Amalgames et sinistres calculs
L’essentiel est en fait de procéder à l’amalgame entre migrantEs et réfugiéEs, ce qui représente la négation même du droit d’asile dans sa spécificité et crée ainsi une brèche quant à sa représentation dans laquelle les médias n’hésitent pas à s’engouffrer. Car en dépit de la présentation de deux projets de loi séparés, l’un sur l’asile et l’autre, retardé, sur les conditions d’entrée et de séjour des migrantEs, c’est très exactement la même logique qui préside aux deux textes : celle, triple, du soupçon, de l’exclusion et de la répression.
En recourant à des notions telles que « l’explosion des demandes d’asile », on tend forcément à la négation d’un droit qui, par définition, relève de situations individuelles générées par des situations générales et non de chiffres : quand les guerres sont là, elles sont là ! Les flots d’exiléEs suivent. Évoquer sans cesse les « abus » relève de la traque obsessionnelle de la fraude, uniquement de la part des dominéEs, bien entendu... De même avec une autre obsession majeure : celle du « coût constant », qui apparaît tant dans les « dysfonctionnements » du versement de l’allocation due aux demandeurs, la « saturation » des dispositifs d’hébergement, ou l’insuffisance criante des moyens en personnel de l’Ofpra, ralentissant d’autant le traitement des dossiers. Sans parler de l’ignoble maquignonnage sur le nombre de réfugiéEs que la France est prête à accueillir.
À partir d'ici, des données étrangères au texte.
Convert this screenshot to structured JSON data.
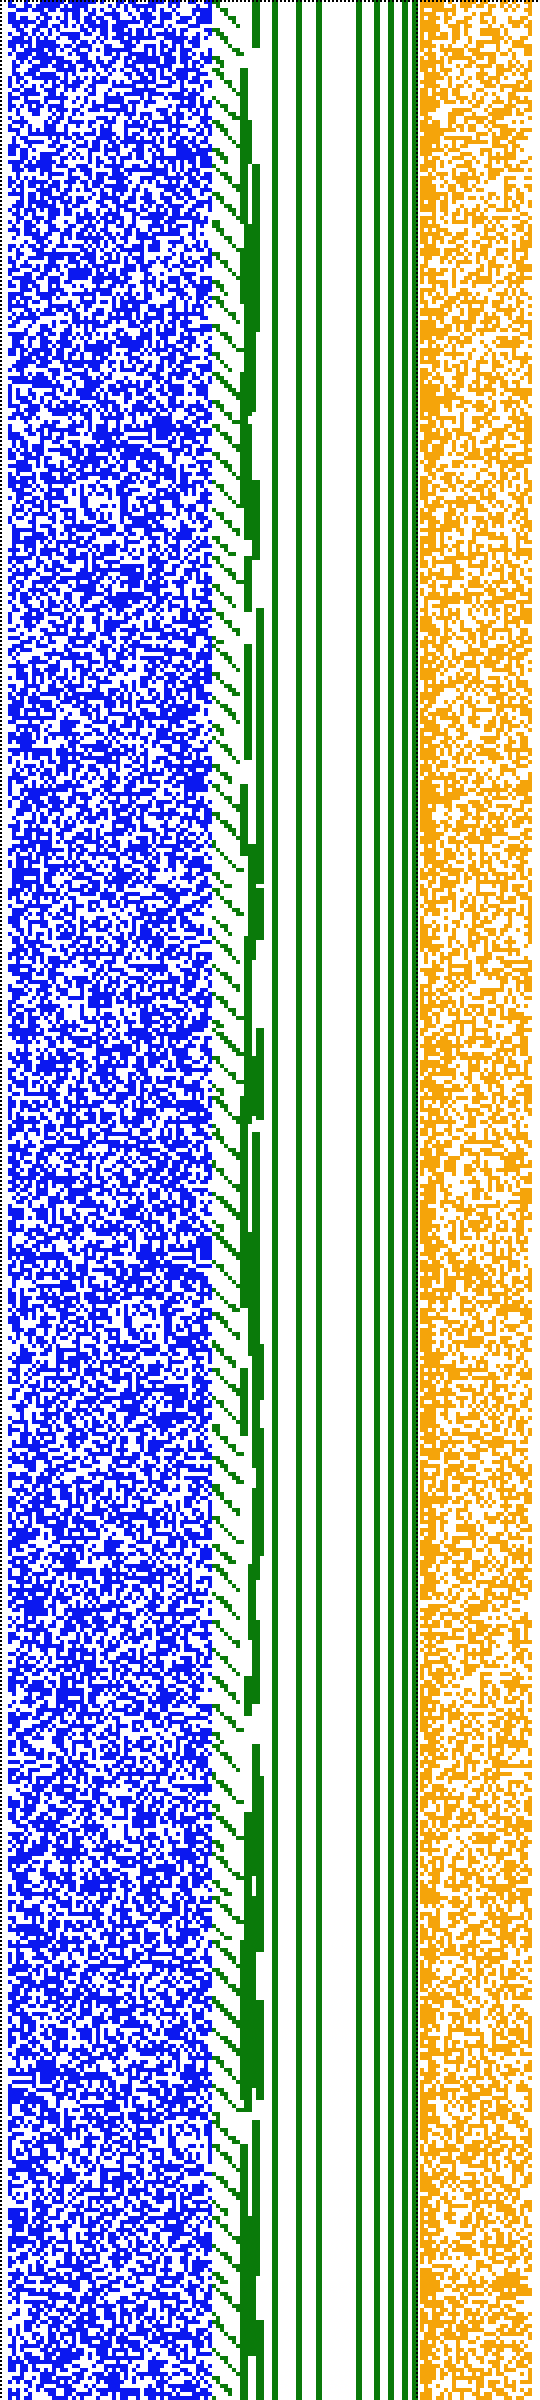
{
  "colors": {
    "background": "#ffffff",
    "left_block": "#0b18f0",
    "staircase": "#0a7a0a",
    "green_bars": "#0a7a0a",
    "right_block": "#f5a40a",
    "dotted_border": "#000000"
  },
  "regions": {
    "left_block": {
      "description_icon": "blue-noise-block-icon",
      "density": 0.55
    },
    "staircase": {
      "description_icon": "green-staircase-icon"
    },
    "green_bars": {
      "count": 8,
      "description_icon": "green-vertical-bars-icon"
    },
    "right_block": {
      "description_icon": "orange-noise-block-icon",
      "density": 0.5
    }
  }
}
Ce nouveau texte est une aubaine pour le ministère de l’Intérieur qui va pouvoir reprendre la main lors d’un nouveau passage à l’Assemblée, faute probable d’accord de la commission mixte Assemblée/Sénat. Les associations de défense du droit d’asile, elles, n’ont plus que deux mois pour empêcher le vote de cette loi. C’est beaucoup, car elles y sont quasiment toutes opposées. C’est peu, car il leur reste à construire une expression collective forte, la mobilisation unitaire et le rapport de forces qui font défaut depuis plus d’un an.